Environment Victoria has today welcomed comments by ALP candidate for Ripon Daniel McGlone that the Victorian ALP would recommit to a state-based renewable energy target if the Federal renewable energy target is scrapped, and called on the ALP and all parties to make a clear commitment to accelerating renewable energy development for the state.
Speaking to the The Maryborough Advertiser Mr McGlone said that: “Daniel Andrews has made a commitment that should the RET be scrapped at a federal level Labor will revisit the VRET and re-instate it,” he said. “I’m obviously going to be deeply in favour of that.”
The federal government is currently reviewing the national renewable energy target, and its review flagged as one option closing the scheme to new entrants which would decimate Australia’s renewable energy industry.

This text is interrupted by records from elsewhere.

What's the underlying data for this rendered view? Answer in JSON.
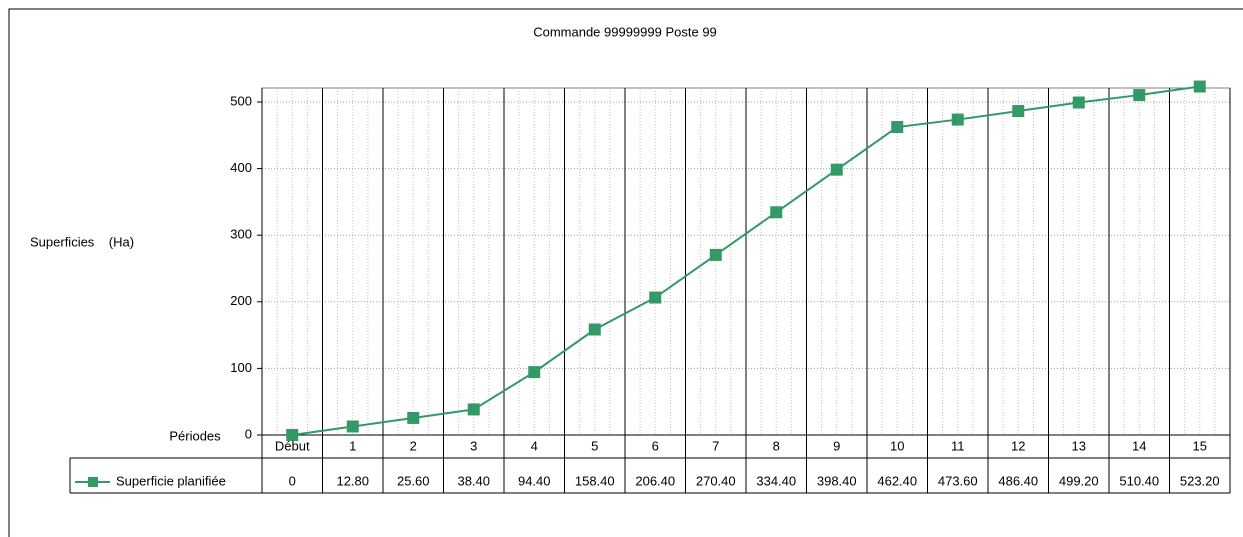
{
  "chart_data": {
    "type": "line",
    "title": "Commande 99999999 Poste 99",
    "y_label": "Superficies    (Ha)",
    "x_label": "Périodes",
    "categories": [
      "Début",
      "1",
      "2",
      "3",
      "4",
      "5",
      "6",
      "7",
      "8",
      "9",
      "10",
      "11",
      "12",
      "13",
      "14",
      "15"
    ],
    "series": [
      {
        "name": "Superficie planifiée",
        "color": "#339966",
        "values": [
          0,
          12.8,
          25.6,
          38.4,
          94.4,
          158.4,
          206.4,
          270.4,
          334.4,
          398.4,
          462.4,
          473.6,
          486.4,
          499.2,
          510.4,
          523.2
        ],
        "value_labels": [
          "0",
          "12.80",
          "25.60",
          "38.40",
          "94.40",
          "158.40",
          "206.40",
          "270.40",
          "334.40",
          "398.40",
          "462.40",
          "473.60",
          "486.40",
          "499.20",
          "510.40",
          "523.20"
        ]
      }
    ],
    "ylim": [
      0,
      521
    ],
    "yticks": [
      0,
      100,
      200,
      300,
      400,
      500
    ],
    "grid": true
  }
}
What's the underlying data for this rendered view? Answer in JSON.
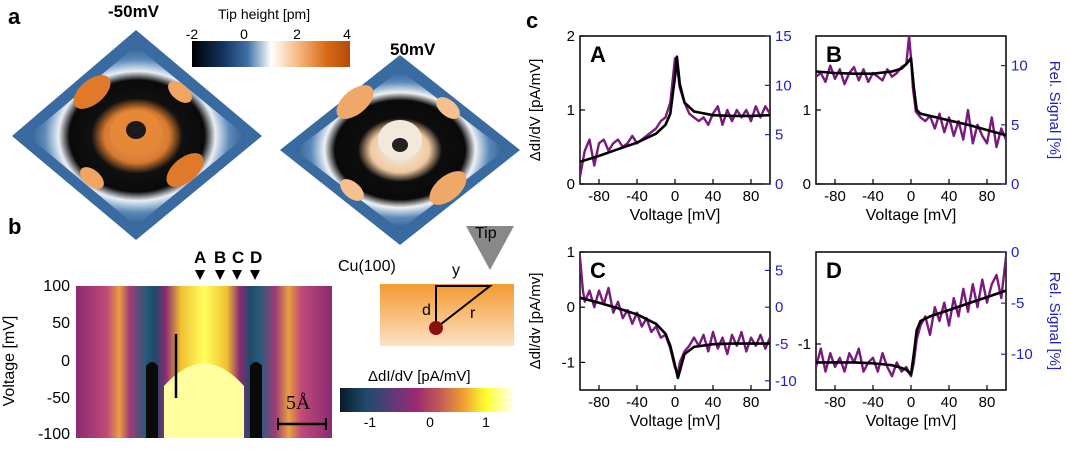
{
  "panels": {
    "a": {
      "label": "a",
      "left_bias": "-50mV",
      "right_bias": "50mV",
      "colorbar_title": "Tip height [pm]",
      "colorbar_ticks": [
        "-2",
        "0",
        "2",
        "4"
      ],
      "colorbar_colors": [
        "#000000",
        "#1f4e8a",
        "#ffffff",
        "#f3a35a",
        "#c85a0c"
      ]
    },
    "b": {
      "label": "b",
      "ylabel": "Voltage [mV]",
      "yticks": [
        "100",
        "50",
        "0",
        "-50",
        "-100"
      ],
      "markers": [
        "A",
        "B",
        "C",
        "D"
      ],
      "scalebar": "5Å",
      "schematic": {
        "surface": "Cu(100)",
        "tip": "Tip",
        "d": "d",
        "r": "r",
        "y": "y"
      },
      "colorbar_title": "ΔdI/dV [pA/mV]",
      "colorbar_ticks": [
        "-1",
        "0",
        "1"
      ],
      "colorbar_colors": [
        "#0a2a4a",
        "#2a5a7a",
        "#7a2a6e",
        "#b03a78",
        "#e8a040",
        "#ffff30",
        "#ffffe0"
      ]
    },
    "c": {
      "label": "c"
    }
  },
  "chart_data": [
    {
      "type": "line",
      "panel_letter": "A",
      "xlabel": "Voltage [mV]",
      "ylabel_left": "ΔdI/dV [pA/mV]",
      "ylabel_right": "",
      "xlim": [
        -100,
        100
      ],
      "ylim_left": [
        0,
        2
      ],
      "ylim_right": [
        0,
        15
      ],
      "xticks": [
        -80,
        -40,
        0,
        40,
        80
      ],
      "yticks_left": [
        0,
        1,
        2
      ],
      "yticks_right": [
        0,
        5,
        10,
        15
      ],
      "series": [
        {
          "color": "#7a1a7e",
          "axis": "left",
          "x": [
            -100,
            -95,
            -90,
            -85,
            -80,
            -75,
            -70,
            -65,
            -60,
            -55,
            -50,
            -45,
            -40,
            -35,
            -30,
            -25,
            -20,
            -15,
            -10,
            -5,
            0,
            2,
            5,
            10,
            15,
            20,
            25,
            30,
            35,
            40,
            45,
            50,
            55,
            60,
            65,
            70,
            75,
            80,
            85,
            90,
            95,
            100
          ],
          "y": [
            0.1,
            0.45,
            0.6,
            0.25,
            0.55,
            0.6,
            0.45,
            0.55,
            0.6,
            0.5,
            0.55,
            0.65,
            0.55,
            0.6,
            0.65,
            0.7,
            0.75,
            0.85,
            0.9,
            1.1,
            1.7,
            1.6,
            1.3,
            1.1,
            0.95,
            0.9,
            0.85,
            0.9,
            0.8,
            0.95,
            1.05,
            0.8,
            1.0,
            0.85,
            1.0,
            0.9,
            1.0,
            0.85,
            1.05,
            0.9,
            1.05,
            0.95
          ]
        },
        {
          "color": "#000000",
          "axis": "left",
          "x": [
            -100,
            -80,
            -60,
            -40,
            -20,
            -10,
            -5,
            0,
            2,
            5,
            10,
            20,
            40,
            60,
            80,
            100
          ],
          "y": [
            0.3,
            0.38,
            0.47,
            0.56,
            0.68,
            0.8,
            0.95,
            1.45,
            1.72,
            1.35,
            1.1,
            0.98,
            0.93,
            0.92,
            0.92,
            0.93
          ]
        }
      ]
    },
    {
      "type": "line",
      "panel_letter": "B",
      "xlabel": "Voltage [mV]",
      "ylabel_left": "",
      "ylabel_right": "Rel. Signal [%]",
      "xlim": [
        -100,
        100
      ],
      "ylim_left": [
        0,
        2
      ],
      "ylim_right": [
        0,
        12.5
      ],
      "xticks": [
        -80,
        -40,
        0,
        40,
        80
      ],
      "yticks_left": [
        0,
        1
      ],
      "yticks_right": [
        0,
        5,
        10
      ],
      "series": [
        {
          "color": "#7a1a7e",
          "axis": "left",
          "x": [
            -100,
            -95,
            -90,
            -85,
            -80,
            -75,
            -70,
            -65,
            -60,
            -55,
            -50,
            -45,
            -40,
            -35,
            -30,
            -25,
            -20,
            -15,
            -10,
            -5,
            -2,
            0,
            2,
            5,
            10,
            15,
            20,
            25,
            30,
            35,
            40,
            45,
            50,
            55,
            60,
            65,
            70,
            75,
            80,
            85,
            90,
            95,
            100
          ],
          "y": [
            1.45,
            1.5,
            1.38,
            1.6,
            1.42,
            1.55,
            1.35,
            1.5,
            1.58,
            1.4,
            1.55,
            1.38,
            1.5,
            1.45,
            1.4,
            1.55,
            1.45,
            1.5,
            1.58,
            1.62,
            2.0,
            1.7,
            1.3,
            0.98,
            0.9,
            0.85,
            0.92,
            0.75,
            0.95,
            0.7,
            0.9,
            0.65,
            0.85,
            0.6,
            1.0,
            0.55,
            0.8,
            0.65,
            0.55,
            0.9,
            0.5,
            0.75,
            0.6
          ]
        },
        {
          "color": "#000000",
          "axis": "left",
          "x": [
            -100,
            -80,
            -60,
            -40,
            -20,
            -10,
            -5,
            0,
            3,
            6,
            10,
            20,
            40,
            60,
            80,
            100
          ],
          "y": [
            1.52,
            1.5,
            1.49,
            1.49,
            1.52,
            1.56,
            1.62,
            1.7,
            1.3,
            1.0,
            0.95,
            0.92,
            0.86,
            0.8,
            0.73,
            0.66
          ]
        }
      ]
    },
    {
      "type": "line",
      "panel_letter": "C",
      "xlabel": "Voltage [mV]",
      "ylabel_left": "Δdl/dv [pA/mv]",
      "ylabel_right": "",
      "xlim": [
        -100,
        100
      ],
      "ylim_left": [
        -1.5,
        1
      ],
      "ylim_right": [
        -11.25,
        7.5
      ],
      "xticks": [
        -80,
        -40,
        0,
        40,
        80
      ],
      "yticks_left": [
        -1,
        0,
        1
      ],
      "yticks_right": [
        -10,
        -5,
        0,
        5
      ],
      "series": [
        {
          "color": "#7a1a7e",
          "axis": "left",
          "x": [
            -100,
            -97,
            -95,
            -90,
            -85,
            -80,
            -75,
            -70,
            -65,
            -60,
            -55,
            -50,
            -45,
            -40,
            -35,
            -30,
            -25,
            -20,
            -15,
            -10,
            -5,
            0,
            3,
            5,
            10,
            15,
            20,
            25,
            30,
            35,
            40,
            45,
            50,
            55,
            60,
            65,
            70,
            75,
            80,
            85,
            90,
            95,
            100
          ],
          "y": [
            0.9,
            0.3,
            0.1,
            0.3,
            0.0,
            0.3,
            0.05,
            0.35,
            -0.1,
            0.1,
            -0.2,
            -0.05,
            -0.3,
            -0.1,
            -0.35,
            -0.2,
            -0.45,
            -0.35,
            -0.55,
            -0.5,
            -0.75,
            -1.1,
            -1.2,
            -1.0,
            -0.8,
            -0.7,
            -0.55,
            -0.7,
            -0.5,
            -0.8,
            -0.45,
            -0.75,
            -0.55,
            -0.85,
            -0.5,
            -0.7,
            -0.45,
            -0.8,
            -0.55,
            -0.7,
            -0.5,
            -0.75,
            -0.55
          ]
        },
        {
          "color": "#000000",
          "axis": "left",
          "x": [
            -100,
            -80,
            -60,
            -40,
            -20,
            -10,
            -5,
            0,
            3,
            6,
            10,
            20,
            40,
            60,
            80,
            100
          ],
          "y": [
            0.17,
            0.08,
            -0.02,
            -0.13,
            -0.3,
            -0.48,
            -0.7,
            -1.05,
            -1.28,
            -1.1,
            -0.85,
            -0.72,
            -0.67,
            -0.66,
            -0.66,
            -0.66
          ]
        }
      ]
    },
    {
      "type": "line",
      "panel_letter": "D",
      "xlabel": "Voltage [mV]",
      "ylabel_left": "",
      "ylabel_right": "Rel. Signal [%]",
      "xlim": [
        -100,
        100
      ],
      "ylim_left": [
        -1.5,
        0
      ],
      "ylim_right": [
        -13.5,
        0
      ],
      "xticks": [
        -80,
        -40,
        0,
        40,
        80
      ],
      "yticks_left": [
        -1
      ],
      "yticks_right": [
        -10,
        -5,
        0
      ],
      "series": [
        {
          "color": "#7a1a7e",
          "axis": "left",
          "x": [
            -100,
            -95,
            -90,
            -85,
            -80,
            -75,
            -70,
            -65,
            -60,
            -55,
            -50,
            -45,
            -40,
            -35,
            -30,
            -25,
            -20,
            -15,
            -10,
            -5,
            0,
            3,
            6,
            10,
            15,
            20,
            25,
            30,
            35,
            40,
            45,
            50,
            55,
            60,
            65,
            70,
            75,
            80,
            85,
            90,
            95,
            100
          ],
          "y": [
            -1.25,
            -1.05,
            -1.3,
            -1.1,
            -1.25,
            -1.15,
            -1.3,
            -1.1,
            -1.2,
            -1.05,
            -1.3,
            -1.2,
            -1.15,
            -1.3,
            -1.1,
            -1.25,
            -1.35,
            -1.2,
            -1.3,
            -1.25,
            -1.35,
            -1.2,
            -0.95,
            -0.8,
            -0.7,
            -0.9,
            -0.6,
            -0.75,
            -0.55,
            -0.8,
            -0.5,
            -0.7,
            -0.4,
            -0.65,
            -0.35,
            -0.6,
            -0.3,
            -0.55,
            -0.35,
            -0.25,
            -0.5,
            -0.05
          ]
        },
        {
          "color": "#000000",
          "axis": "left",
          "x": [
            -100,
            -80,
            -60,
            -40,
            -20,
            -10,
            -5,
            0,
            3,
            6,
            10,
            20,
            40,
            60,
            80,
            100
          ],
          "y": [
            -1.2,
            -1.2,
            -1.2,
            -1.21,
            -1.23,
            -1.26,
            -1.28,
            -1.33,
            -1.1,
            -0.85,
            -0.75,
            -0.7,
            -0.63,
            -0.56,
            -0.49,
            -0.42
          ]
        }
      ]
    }
  ]
}
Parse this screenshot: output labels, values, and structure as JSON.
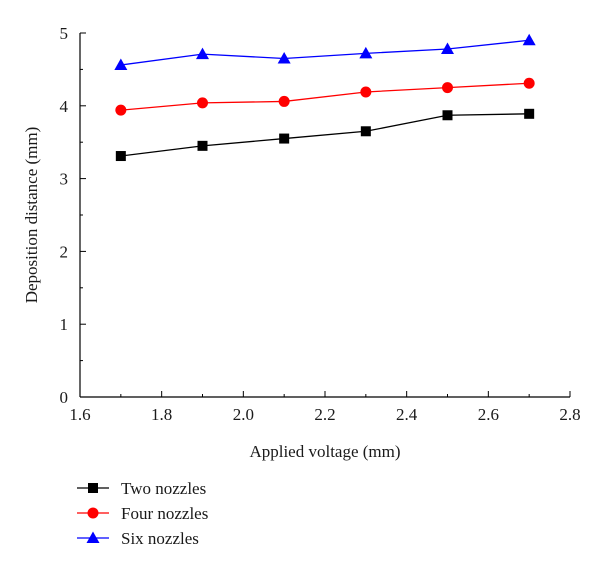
{
  "chart_data": {
    "type": "line",
    "title": "",
    "xlabel": "Applied voltage (mm)",
    "ylabel": "Deposition distance (mm)",
    "xlim": [
      1.6,
      2.8
    ],
    "ylim": [
      0,
      5
    ],
    "xticks": [
      "1.6",
      "1.8",
      "2.0",
      "2.2",
      "2.4",
      "2.6",
      "2.8"
    ],
    "yticks": [
      "0",
      "1",
      "2",
      "3",
      "4",
      "5"
    ],
    "x": [
      1.7,
      1.9,
      2.1,
      2.3,
      2.5,
      2.7
    ],
    "grid": false,
    "legend_position": "bottom-left, below plot",
    "series": [
      {
        "name": "Two nozzles",
        "marker": "square",
        "color": "#000000",
        "values": [
          3.31,
          3.45,
          3.55,
          3.65,
          3.87,
          3.89
        ]
      },
      {
        "name": "Four nozzles",
        "marker": "circle",
        "color": "#ff0000",
        "values": [
          3.94,
          4.04,
          4.06,
          4.19,
          4.25,
          4.31
        ]
      },
      {
        "name": "Six nozzles",
        "marker": "triangle",
        "color": "#0000ff",
        "values": [
          4.56,
          4.71,
          4.65,
          4.72,
          4.78,
          4.9
        ]
      }
    ]
  }
}
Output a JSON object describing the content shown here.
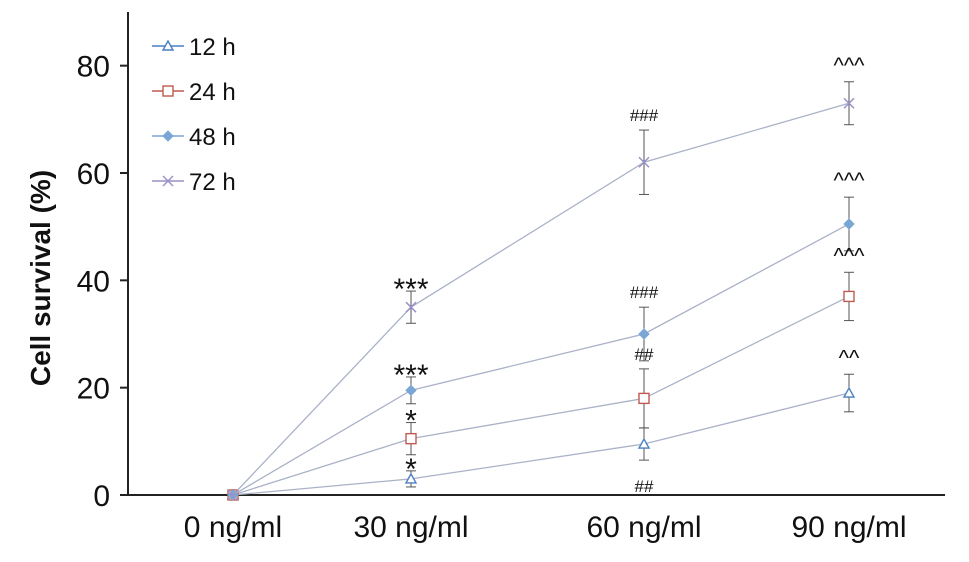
{
  "chart_data": {
    "type": "line",
    "title": "",
    "xlabel": "",
    "ylabel": "Cell survival (%)",
    "ylim": [
      0,
      90
    ],
    "yticks": [
      0,
      20,
      40,
      60,
      80
    ],
    "categories": [
      "0 ng/ml",
      "30 ng/ml",
      "60 ng/ml",
      "90 ng/ml"
    ],
    "grid": false,
    "legend_position": "top-left",
    "series": [
      {
        "name": "12 h",
        "values": [
          0,
          3,
          9.5,
          19
        ],
        "errors": [
          0.5,
          1.5,
          3,
          3.5
        ],
        "color": "#4a7fc0",
        "marker": "triangle"
      },
      {
        "name": "24 h",
        "values": [
          0,
          10.5,
          18,
          37
        ],
        "errors": [
          0.5,
          3,
          5.5,
          4.5
        ],
        "color": "#c05a50",
        "marker": "square"
      },
      {
        "name": "48 h",
        "values": [
          0,
          19.5,
          30,
          50.5
        ],
        "errors": [
          0.5,
          2.5,
          5,
          5
        ],
        "color": "#7aa6d6",
        "marker": "diamond"
      },
      {
        "name": "72 h",
        "values": [
          0,
          35,
          62,
          73
        ],
        "errors": [
          0.5,
          3,
          6,
          4
        ],
        "color": "#9a92c8",
        "marker": "x"
      }
    ],
    "annotations": [
      {
        "category": 1,
        "series": "72 h",
        "text": "***",
        "size": "large"
      },
      {
        "category": 1,
        "series": "48 h",
        "text": "***",
        "size": "large"
      },
      {
        "category": 1,
        "series": "24 h",
        "text": "*",
        "size": "large"
      },
      {
        "category": 1,
        "series": "12 h",
        "text": "*",
        "size": "large"
      },
      {
        "category": 2,
        "series": "72 h",
        "text": "###",
        "size": "small"
      },
      {
        "category": 2,
        "series": "48 h",
        "text": "###",
        "size": "small"
      },
      {
        "category": 2,
        "series": "24 h",
        "text": "##",
        "size": "small"
      },
      {
        "category": 2,
        "series": "12 h",
        "text": "##",
        "size": "small",
        "below": true
      },
      {
        "category": 3,
        "series": "72 h",
        "text": "^^^",
        "size": "medium"
      },
      {
        "category": 3,
        "series": "48 h",
        "text": "^^^",
        "size": "medium"
      },
      {
        "category": 3,
        "series": "24 h",
        "text": "^^^",
        "size": "medium"
      },
      {
        "category": 3,
        "series": "12 h",
        "text": "^^",
        "size": "medium"
      }
    ]
  }
}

Environment Victoria CEO Mark Wakeham said today:
“We are encouraged by reports that the Victorian ALP is considering reintroducing a state-based renewable energy target. Previously the ALP has committed to developing a renewable energy jobs plan for the state, though the only firm commitment they have made so far on renewable energy is to repeal the Coalition’s planning laws which discriminate against new windfarms.”
“With just 58 days until the state election it is time that we had clarity from all parties on their renewable energy policies. Unfortunately the last four years under the Coalition Government have seen nothing but a series of attacks on Victoria’s renewable energy industry, with investments in wind and solar being discouraged, and energy efficiency programs scrapped.”
“Reintroducing a state-based renewable energy target would give Victorian renewable energy developers the confidence that they need to invest in large new projects that will create jobs and investment in regional communities. Environment Victoria would strongly welcome a commitment to a Victorian Renewable Energy Target from all parties contesting the election.”
“The Greens recently committed to introducing a Victorian renewable energy target of at least 90 percent by 2030, though it is unknown if delivering on this policy is a condition of them forming government or approving the state budget if they are in such a position of influence post-election.”
“Renewable energy enjoys massive support among Victorians both in the city and country, with polls showing four out of five Victorians support more investment in renewables. With Victoria having the most polluting power supply in the country we need a clear plan from all parties contesting the November election outlining how they would clean up the state’s power supply.”